Szukaj na blogu

10 maja 2013

Każdy jest "jakimś tam" teologiem

W swojej książce "Podstawy Teologi" Charles C. Ryrie tak ujmuje pojęcie teologii: "Teologia, jest myśleniem o Bogu i wyrażaniem tych myśli w określony sposób." 
W świetle tych słów możemy powiedzieć, że każdy z nas, nawet ateista (który myśląc o Bogu, odrzuca jego istnienie) jest "jakimś tam" teologiem. Teologia, która wyłania się z naszego myślenia o Bogu wpływa bezpośrednio na nasze życie i nasze osobiste credo (wyznanie wiary).  
Skoro każdy jest "jakimś tam" teologiem, to nie ma nic złego, ani niewłaściwego w zajmowaniu się teologią (i tak każdy z nas to robi, myśląc czy wypowiadając się w temacie Pana Boga). Warto więc zadać sobie "trud myślenia" i odpowiedzieć sobie na pytanie: czy do teologi podchodzę uczciwie i rzetelnie, czy też jestem totalnym ignorantem, "wszystko mi jedno", trzymam się od tego z daleka, bo "mogę popłynąć"... jeśli trzymasz się z daleka,to wybacz, już popłynąłeś.
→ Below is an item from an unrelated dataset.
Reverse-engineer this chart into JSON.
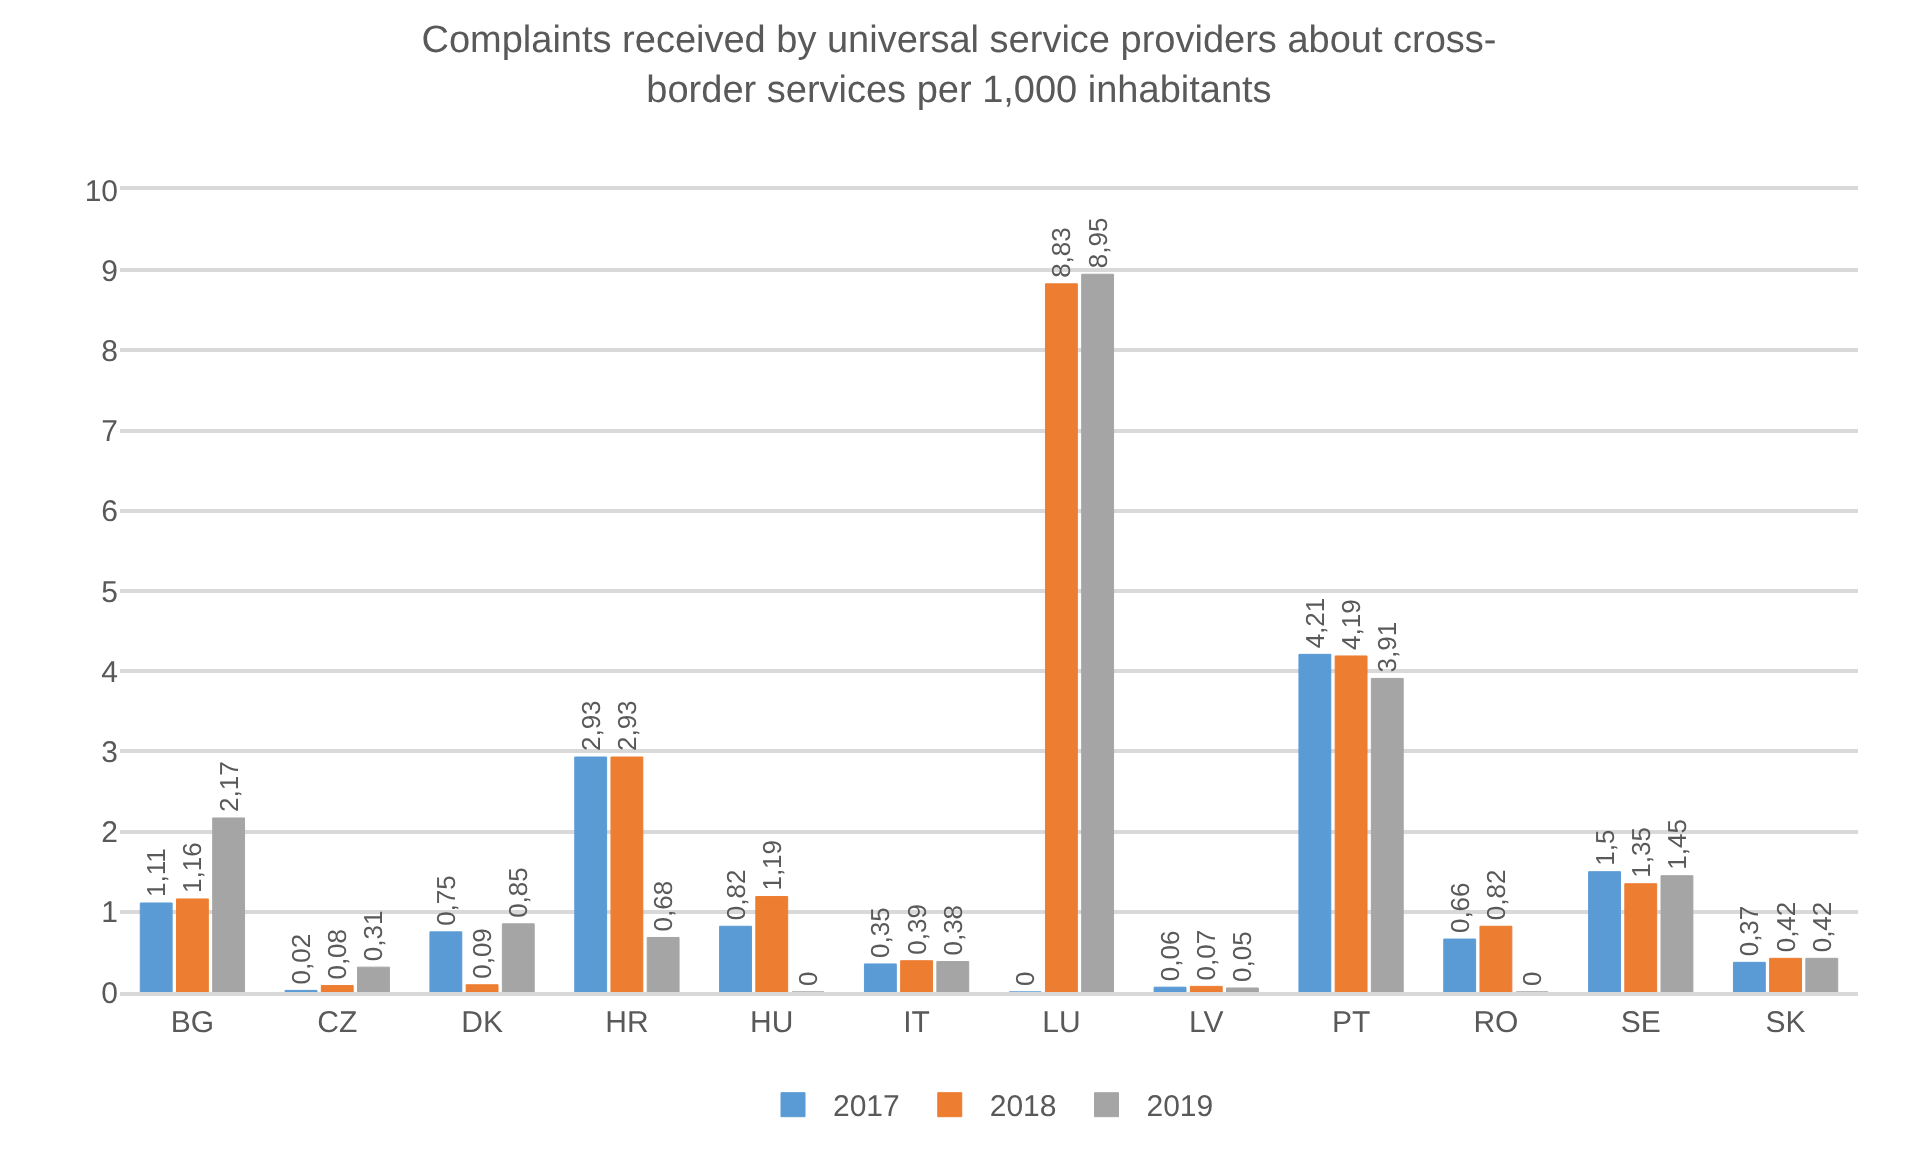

Teologia, to czas... czas poświęcony Bogu (modlitwa), na poznawanie Go (studium Biblii), na rozmyślanie o Nim (weryfikacja poglądów), na mówienie o Nim (ewangelizacja).
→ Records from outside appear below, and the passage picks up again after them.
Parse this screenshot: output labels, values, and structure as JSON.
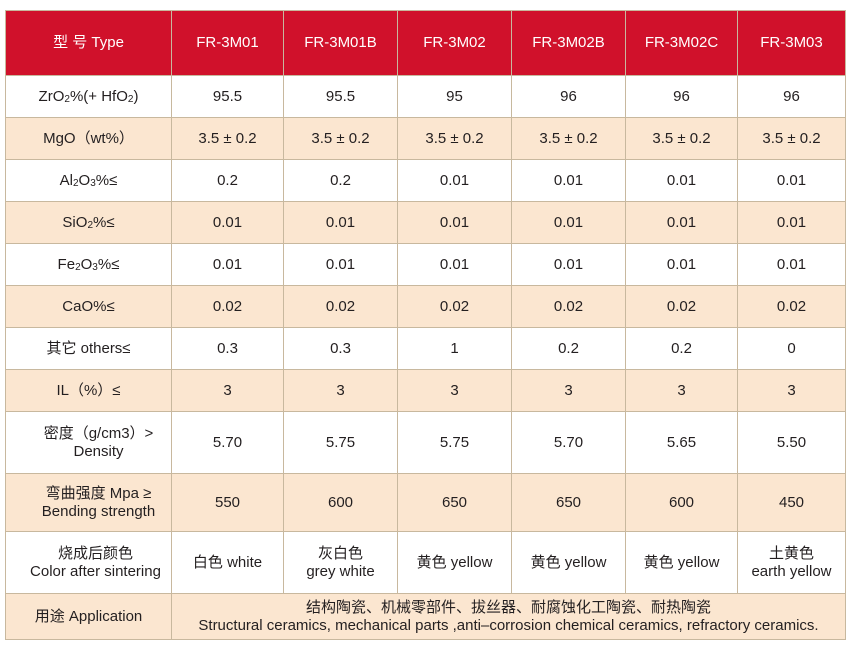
{
  "header": {
    "type_label": "型 号 Type",
    "models": [
      "FR-3M01",
      "FR-3M01B",
      "FR-3M02",
      "FR-3M02B",
      "FR-3M02C",
      "FR-3M03"
    ]
  },
  "rows": [
    {
      "label_pre": "ZrO",
      "label_sub1": "2",
      "label_mid": "%(+ HfO",
      "label_sub2": "2",
      "label_post": ")",
      "values": [
        "95.5",
        "95.5",
        "95",
        "96",
        "96",
        "96"
      ]
    },
    {
      "label": "MgO（wt%）",
      "values": [
        "3.5 ± 0.2",
        "3.5 ± 0.2",
        "3.5 ± 0.2",
        "3.5 ± 0.2",
        "3.5 ± 0.2",
        "3.5 ± 0.2"
      ]
    },
    {
      "label_pre": "Al",
      "label_sub1": "2",
      "label_mid": "O",
      "label_sub2": "3",
      "label_post": "%≤",
      "values": [
        "0.2",
        "0.2",
        "0.01",
        "0.01",
        "0.01",
        "0.01"
      ]
    },
    {
      "label_pre": "SiO",
      "label_sub1": "2",
      "label_post": "%≤",
      "values": [
        "0.01",
        "0.01",
        "0.01",
        "0.01",
        "0.01",
        "0.01"
      ]
    },
    {
      "label_pre": "Fe",
      "label_sub1": "2",
      "label_mid": "O",
      "label_sub2": "3",
      "label_post": "%≤",
      "values": [
        "0.01",
        "0.01",
        "0.01",
        "0.01",
        "0.01",
        "0.01"
      ]
    },
    {
      "label": "CaO%≤",
      "values": [
        "0.02",
        "0.02",
        "0.02",
        "0.02",
        "0.02",
        "0.02"
      ]
    },
    {
      "label": "其它 others≤",
      "values": [
        "0.3",
        "0.3",
        "1",
        "0.2",
        "0.2",
        "0"
      ]
    },
    {
      "label": "IL（%）≤",
      "values": [
        "3",
        "3",
        "3",
        "3",
        "3",
        "3"
      ]
    },
    {
      "label_line1": "密度（g/cm3）>",
      "label_line2": "Density",
      "values": [
        "5.70",
        "5.75",
        "5.75",
        "5.70",
        "5.65",
        "5.50"
      ]
    },
    {
      "label_line1": "弯曲强度 Mpa ≥",
      "label_line2": "Bending strength",
      "values": [
        "550",
        "600",
        "650",
        "650",
        "600",
        "450"
      ]
    },
    {
      "label_line1": "烧成后颜色",
      "label_line2": "Color after sintering",
      "values_line1": [
        "白色 white",
        "灰白色",
        "黄色 yellow",
        "黄色 yellow",
        "黄色 yellow",
        "土黄色"
      ],
      "values_line2": [
        "",
        "grey white",
        "",
        "",
        "",
        "earth yellow"
      ]
    }
  ],
  "application": {
    "label": "用途  Application",
    "line1": "结构陶瓷、机械零部件、拔丝器、耐腐蚀化工陶瓷、耐热陶瓷",
    "line2": "Structural ceramics, mechanical parts ,anti–corrosion chemical ceramics, refractory ceramics."
  },
  "colors": {
    "header_bg": "#d0112b",
    "stripe_bg": "#fbe6d0",
    "border": "#c8b89e"
  }
}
Teologia, to poszerzanie naszych ograniczonych, ludzkich horyzontów, to zderzenie się naszych poglądów z prawdą o Nim.

Tematem modlitw Apostoła Pawła była często troska o wzrost poznania wśród wierzących. Miał bowiem pewność, że wraz ze wzrostem świadomości wzrośnie jakość i świętość życia braci i sióstr.

Flp 1,9-11 I o to modlę się, aby miłość wasza coraz bardziej obfitowała w poznanie i wszelkie doznanie, abyście umieli odróżniać to, co słuszne, od tego, co niesłuszne, abyście byli czyści i bez nagany na dzień Chrystusowy, pełni owocu sprawiedliwości przez Jezusa Chrystusa, ku chwale i czci Boga.

Zdrowa teologia, to nie tylko zdrowe, biblijne credo, ale także święte, owocne życie w Duchu Świętym.